= Charles Aitchison Smith =

British Army and Indian Army officer and administrator

Lieutenant-Colonel Charles Aitchison Smith CIE (12 September 1871 - 26 January 1940) was a British Army and Indian Army officer and administrator in India.

Smith was born in Leith, the son of George Smith, a well-known writer on India. His brothers were Sir George Adam Smith and Sir James Dunlop Smith. His sister was the mother of the politician Rab Butler. Smith was educated at the Royal High School, Edinburgh, the University of Edinburgh, and the Royal Military College, Sandhurst.

Smith was commissioned into the Essex Regiment in November 1891 and was posted to the 2nd Battalion, serving in Cyprus and then India, where he transferred to the Indian Staff Corps in January 1896 and served in the Tirah Campaign of 1897. He was promoted captain in October 1901. He joined the Indian Political Department in 1902 and served in the remote areas of Gilgit, Chilas, Chitral, and the Tochi, all in the Himalayas. He was promoted major in November 1909.
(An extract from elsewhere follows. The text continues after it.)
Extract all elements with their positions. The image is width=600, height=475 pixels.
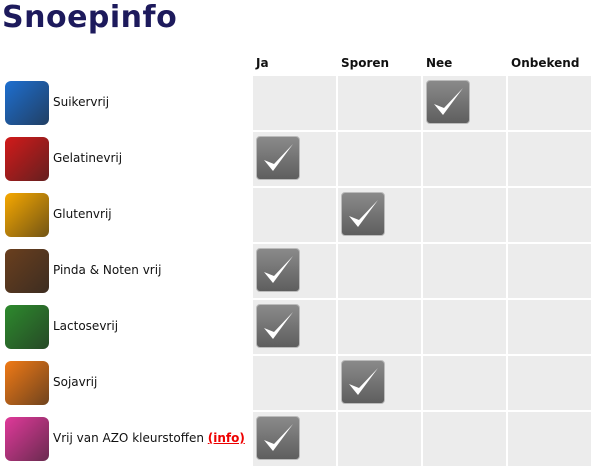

In the First World War, he served in the Indian Expeditionary Force in France and Flanders with Hodson's Horse, fighting at Mons. He later transferred to Fane's Horse, and also served as an intelligence officer.

Returning to India in 1917, he served as Political Officer at Gilgit until 1920, although also serving in the Third Afghan War in 1919. He was then appointed Political Agent at Quetta until his retirement in 1923.

Returning to the United Kingdom, he was appointed publicity secretary of the Public Schools Cadet Association in 1926 and secretary of the British National Cadet Association in 1931, holding both posts until his death.

He was appointed Companion of the Order of the Indian Empire (CIE) in the 1920 New Year Honours.